What does currency swing mean for Singapore businesses?

By Raymond Foo

The growing volatility in currency is probably one of the top concerns for Singapore businesses with overseas operation. The sudden decision by the Swiss National Bank (SNB) to remove Swiss franc fixed exchange with the Euro refreshed our memory of the vulnerability of profit exposure to external economic factors.

For Singapore business, the effects come when a Singapore firm repatriates its overseas profit denoted in local currency back into Singapore dollars. This currency effect on the profit may increase or decrease the net profit of the company.

Is Currency Hedging for every business?

A natural solution is to do currency hedging. However, doing so might be costly for small and medium businesses.

The measure requires local companies to probably set aside some working capital to do the desired hedging against currency that is most vulnerable to its business. This working capital is in itself an opportunity that could have devoted into productive capital use.

Moreover, the growing listing of Singapore established firms in the stock exchanges would be pressured to put their working capital into areas of potential growth to maximise investment returns for their shareholders. This dual mandate to mitigating currency effect while maximising returns to shareholders seems to be an uphill task.

For most emerging enterprises, the pragmatic approach is to denote their export products in local currency, Singapore dollars. This may remove the uncertainty of profit due to exchange rate movement.

However, not every business is able to operate in such fashion, especially those with physical presences or local e-commerce presence. Imagine operating an e-commerce site in Malaysia yet the payment currency is in Singapore dollar, it doesn't seem logical.

Franchise and Overseas Offices

Given a small domestic economy, most established well-loved Singapore brands such as Breadtalk , Sheng Shiong, and Sakae have established their bases in regional and international markets. The form of partnership can either be in terms of joint venture or franchise collaboration.

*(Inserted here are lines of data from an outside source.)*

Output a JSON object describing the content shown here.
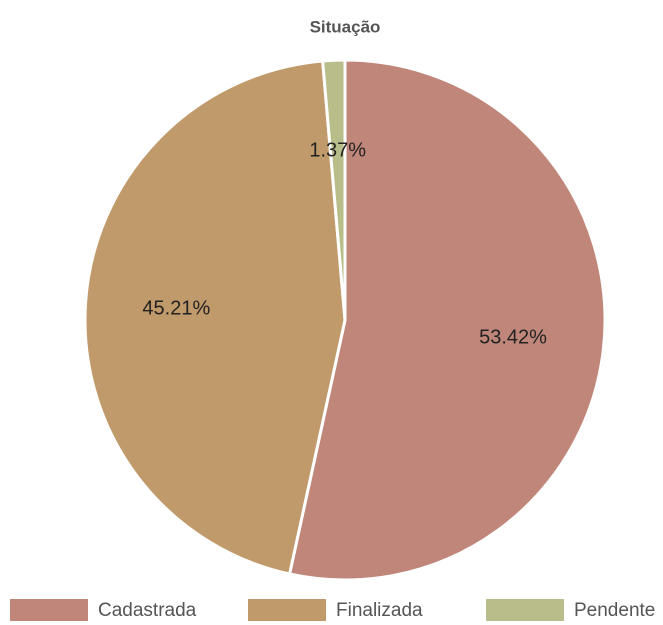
{
  "chart_data": {
    "type": "pie",
    "title": "Situação",
    "categories": [
      "Cadastrada",
      "Finalizada",
      "Pendente"
    ],
    "values": [
      53.42,
      45.21,
      1.37
    ],
    "value_labels": [
      "53.42%",
      "45.21%",
      "1.37%"
    ],
    "colors": [
      "#c0867a",
      "#c09a6a",
      "#b8bd8a"
    ],
    "legend": "bottom"
  }
}
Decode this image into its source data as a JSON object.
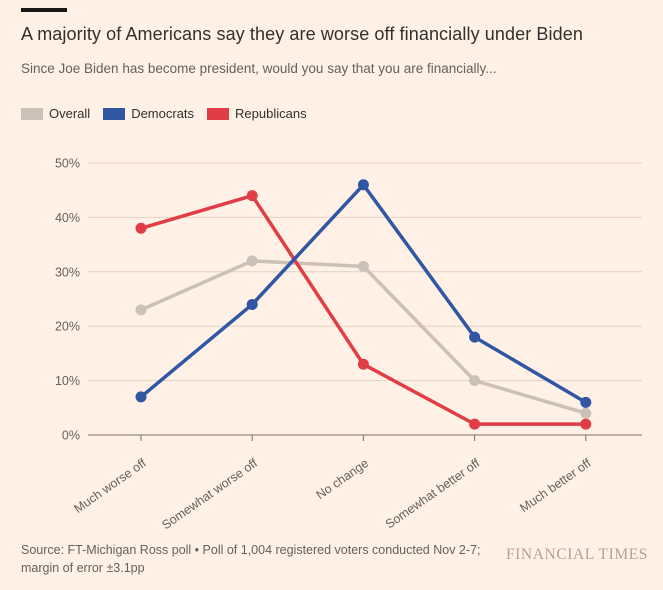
{
  "header": {
    "title": "A majority of Americans say they are worse off financially under Biden",
    "subtitle": "Since Joe Biden has become president, would you say that you are financially..."
  },
  "chart_data": {
    "type": "line",
    "categories": [
      "Much worse off",
      "Somewhat worse off",
      "No change",
      "Somewhat better off",
      "Much better off"
    ],
    "series": [
      {
        "name": "Overall",
        "color": "#ccc1b7",
        "values": [
          23,
          32,
          31,
          10,
          4
        ]
      },
      {
        "name": "Democrats",
        "color": "#3056a4",
        "values": [
          7,
          24,
          46,
          18,
          6
        ]
      },
      {
        "name": "Republicans",
        "color": "#e03d46",
        "values": [
          38,
          44,
          13,
          2,
          2
        ]
      }
    ],
    "ylim": [
      0,
      50
    ],
    "yticks": [
      0,
      10,
      20,
      30,
      40,
      50
    ],
    "ytick_suffix": "%",
    "grid": true,
    "legend_position": "top-left",
    "marker": "circle"
  },
  "footer": {
    "source": "Source: FT-Michigan Ross poll • Poll of 1,004 registered voters conducted Nov 2-7; margin of error ±3.1pp",
    "brand": "FINANCIAL TIMES"
  },
  "colors": {
    "background": "#fff1e5",
    "title_text": "#33302e",
    "secondary_text": "#66605b",
    "gridline": "#e0d2c4",
    "axis": "#7a7265",
    "accent_bar": "#1a1817",
    "brand_text": "#b0a396"
  }
}
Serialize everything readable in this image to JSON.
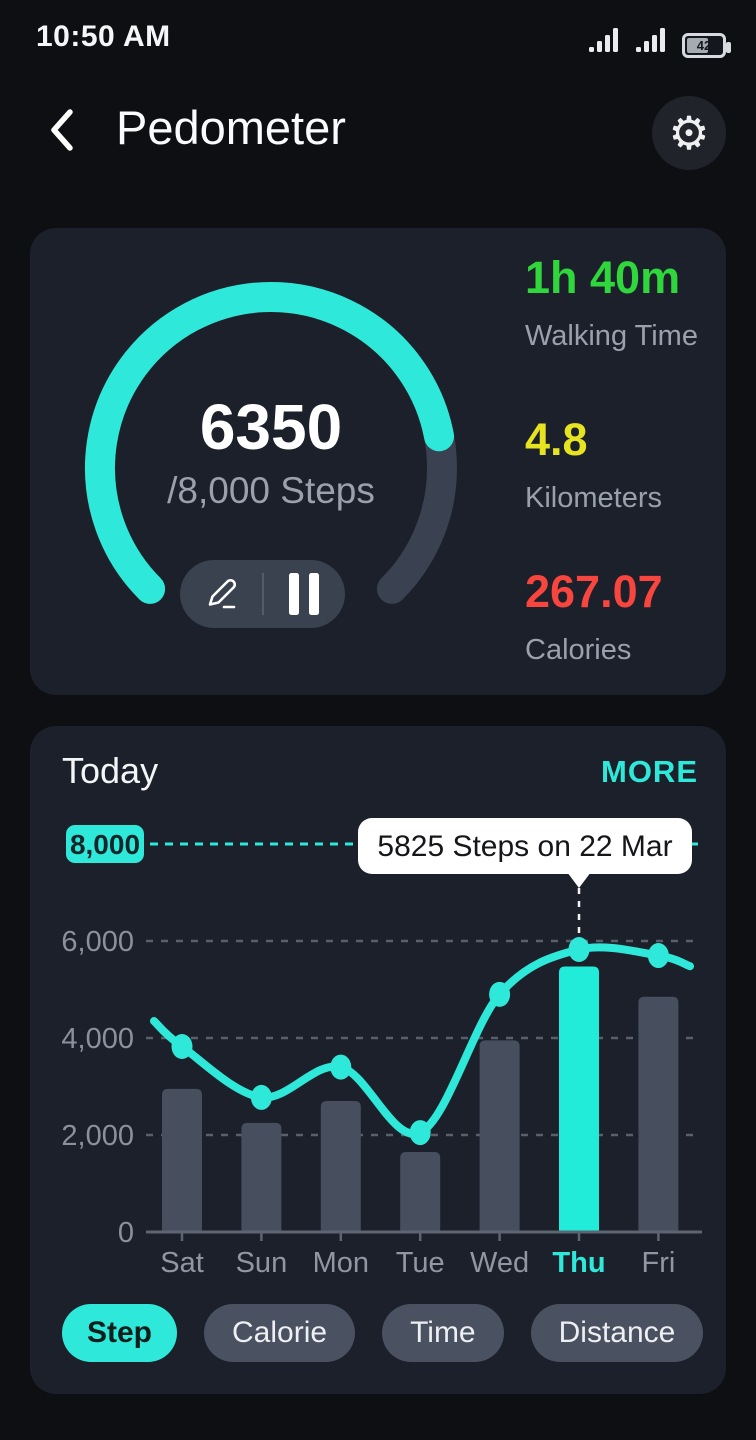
{
  "status_bar": {
    "time": "10:50 AM",
    "battery_level": "42"
  },
  "header": {
    "title": "Pedometer"
  },
  "summary": {
    "steps_value": "6350",
    "steps_goal_label": "/8,000 Steps",
    "current_steps": 6350,
    "goal_steps": 8000,
    "stats": [
      {
        "value": "1h 40m",
        "label": "Walking Time",
        "color": "#2fd73c"
      },
      {
        "value": "4.8",
        "label": "Kilometers",
        "color": "#e6e321"
      },
      {
        "value": "267.07",
        "label": "Calories",
        "color": "#f8463e"
      }
    ]
  },
  "today_section": {
    "title": "Today",
    "more_label": "MORE",
    "tabs": [
      {
        "label": "Step",
        "active": true
      },
      {
        "label": "Calorie",
        "active": false
      },
      {
        "label": "Time",
        "active": false
      },
      {
        "label": "Distance",
        "active": false
      }
    ]
  },
  "chart_data": {
    "type": "combo-bar-line",
    "title": "Today",
    "categories": [
      "Sat",
      "Sun",
      "Mon",
      "Tue",
      "Wed",
      "Thu",
      "Fri"
    ],
    "series": [
      {
        "name": "daily-steps-bars",
        "type": "bar",
        "values": [
          2950,
          2250,
          2700,
          1650,
          3950,
          5475,
          4850
        ]
      },
      {
        "name": "steps-trend-line",
        "type": "line",
        "values": [
          3825,
          2775,
          3400,
          2050,
          4900,
          5825,
          5700
        ]
      }
    ],
    "highlight_index": 5,
    "highlight_category": "Thu",
    "ylim": [
      0,
      8000
    ],
    "yticks": [
      0,
      2000,
      4000,
      6000
    ],
    "ytick_labels": [
      "0",
      "2,000",
      "4,000",
      "6,000"
    ],
    "goal_value": 8000,
    "goal_badge_label": "8,000",
    "grid": "dashed-horizontal",
    "line_edge_start_value": 4350,
    "line_edge_end_value": 5480,
    "tooltip": {
      "text": "5825 Steps on  22 Mar",
      "value": 5825,
      "date": "22 Mar",
      "category": "Thu"
    }
  },
  "colors": {
    "accent_cyan": "#2ee9d9",
    "page_bg": "#0d0f13",
    "card_bg": "#1b202a",
    "bar_gray": "#474f5e",
    "gauge_track": "#3a4150",
    "walking_green": "#2fd73c",
    "distance_yellow": "#e6e321",
    "calories_red": "#f8463e"
  }
}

Depending on the share of overseas turnover, the currency effect to net profit denoted in Singapore dollar tends to vary. Hence, while local SMEs are thinking of expanding overseas, it is timely to consider the currency effect on your gross margin.

For businesses with a thin margin of profit, rapid changes in exchange rate can dilute existing profit and in worst scenario cause a net loss.

Business contracts and lag-time effect

The export-oriented economy of Singapore means that most Singapore businesses engage in export contracts that are likely to be made with a lock-in price for products over a period of time.

This restricts the nature of firms to increase price of products when the currency swing moves against them. The impact to Singapore firms is likely to be very asymmetric depending on the degree of intermediately components that are imported to overseas factories for manufacturing locally or in overseas factory.

The complex manufacturing chain process makes many layers of currency changes a tough nut to crack for Singapore businesses. Nonetheless, for most established firms, tapping on banks' expertise provides an alternative solution to mitigate large currency fluctuation and ameliorate any negative impacts if any.

Of course, given the presence of business contracts, the real effects of currency swing tend to have lag-time. This often provides breathing period for the company to re-strategise their business expansion taking into account currency volatility.

If you are looking into expanding overseas, it is perhaps equivalently important to consider currency as a factor of business consideration as much as a business plan.